Every time I think about him I realize he was never good for me, just like the cigarettes. And yet, every time he somehow came to my mind, I couldn't hold myself from answering his requests for attention, just like with cigarettes.

I can not allow myself to hesitate anymore. I should get rid of everything, because it will never be what I wanted it to be. This was never my dream, I deserve to be treated so much better. My mission now is to literally take everything that he gave after out break, at the time he tried to show me a better side of himself which for days turned out to be a lie, just like everything with him- and just like everything with cigarettes. I should take a picture of everything and upload it to my computer, and then pack all of the tobacco and my ex's "gifts" together and go through them to the sea, letting go of this imaginary trauma I keep going through every time I see him. I should let him go, and let go of everything that hurts my health. I should switch cigarettes to apples and hand cream, weed must become a bonus for a good profitable week, and only for the weekend when it is a day off, just like my 2019 goals say.

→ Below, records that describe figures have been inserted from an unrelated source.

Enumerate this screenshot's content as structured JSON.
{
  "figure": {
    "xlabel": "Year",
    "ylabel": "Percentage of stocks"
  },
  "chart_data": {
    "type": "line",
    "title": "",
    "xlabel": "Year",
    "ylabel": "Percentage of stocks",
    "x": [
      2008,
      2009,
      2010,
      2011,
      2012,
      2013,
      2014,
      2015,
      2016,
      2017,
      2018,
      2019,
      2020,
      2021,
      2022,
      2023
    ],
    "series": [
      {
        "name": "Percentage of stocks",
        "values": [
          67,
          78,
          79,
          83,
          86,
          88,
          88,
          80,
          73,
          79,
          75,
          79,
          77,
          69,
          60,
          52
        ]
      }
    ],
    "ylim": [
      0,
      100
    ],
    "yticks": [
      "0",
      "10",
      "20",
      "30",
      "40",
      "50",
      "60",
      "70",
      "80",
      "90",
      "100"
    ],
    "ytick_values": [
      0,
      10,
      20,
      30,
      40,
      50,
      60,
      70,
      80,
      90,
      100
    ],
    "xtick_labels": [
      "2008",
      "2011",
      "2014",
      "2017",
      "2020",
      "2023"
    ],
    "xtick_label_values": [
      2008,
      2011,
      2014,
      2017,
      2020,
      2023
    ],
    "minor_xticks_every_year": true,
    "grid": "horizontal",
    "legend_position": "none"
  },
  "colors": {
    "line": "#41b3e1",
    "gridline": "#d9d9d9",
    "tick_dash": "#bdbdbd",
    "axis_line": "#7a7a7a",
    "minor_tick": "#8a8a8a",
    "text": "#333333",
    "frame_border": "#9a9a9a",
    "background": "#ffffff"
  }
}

My plan should be complete by the end of tomorrow


I will clean and reorganize my house, so I could clean my home and bring some new energy in it. I must make me a check list and work by it. It is always better to be organized at work; know exactly what your tasks are and do them step by step. Like one smart lady said: "when you divide your goals into bite-size pieces it is much easier to reach the top", or something like that, but that was the point. Make a list with as much information possible and just make them happen one by one.


Things I should get rid of:


1. Alcohol- must go to somebody who drinks, so as the smoking equipment in a case he roles cigarettes. I'm only thinking about our doorman, so I'll ask him if he wants it tomorrow first thing in the morning.

2. Tobacco and smoking equipment- I'm thinking of my new friend, and then there is the trash bin too for the unusable stuff. I should ask him if he wants all that shit, and if not then I'll bury it together with my ex's leftovers.

3. Unnecessary clothes- give them to people in need already! Just take the freaking bag whenever you want, ask someone to take you and that is it! Try to sell what is good enough for sale, why not? Make some money!


Things to change at home:


1. move the furniture in my living room- I remember when my room was looking so much better, and I really want it back. Of course, it is going to be a lot of hard work, but in the end it will be so much better then now!

2. Clean the house properly, vacuum and wash it everywhere as I like it, make some freshness and comfort.

3. Clean the porch- wash the floor, fix the freaking table, move everything to a normal position.

4. Reorganize the kitchen- sell everything I don't need and put things in the right places for them.


And of course, before everything I must complete and stick to my morning routine: Walk and run with Harry, Yoga, shower and a healthy breakfast and of course, write- everything. Tomorrow is the beginning of the last month of winter, and for me it is great news! I feel like it is going to be the month that everything will change, I actually feel it with every breath I take, I must do everything right this time, do not betray myself again, or else I will never have what I want. So I could be able to do all that, I must go to bed on time and have my 8 hours of sleep. So Right now I am going to sleep, and wait for the morning to begin my biggest challenge so far; start doing it right for myself full time. I must quit smoking, and I must quit thinking about my ex.

Both of them hurt me the most in the long term, even though in the short term I used to thing their making me good. I'm letting go of my self hate, I'm letting go of the hand that hold me down, I am letting go of the habit to fall to my knees for any reason which isn't yoga, I am letting go of any habit which isn't healthy for me.


P.s. What an irony, the bar outside my house is playing the song "let her go- the passenger" exactly at the moment I write the last lines of this post.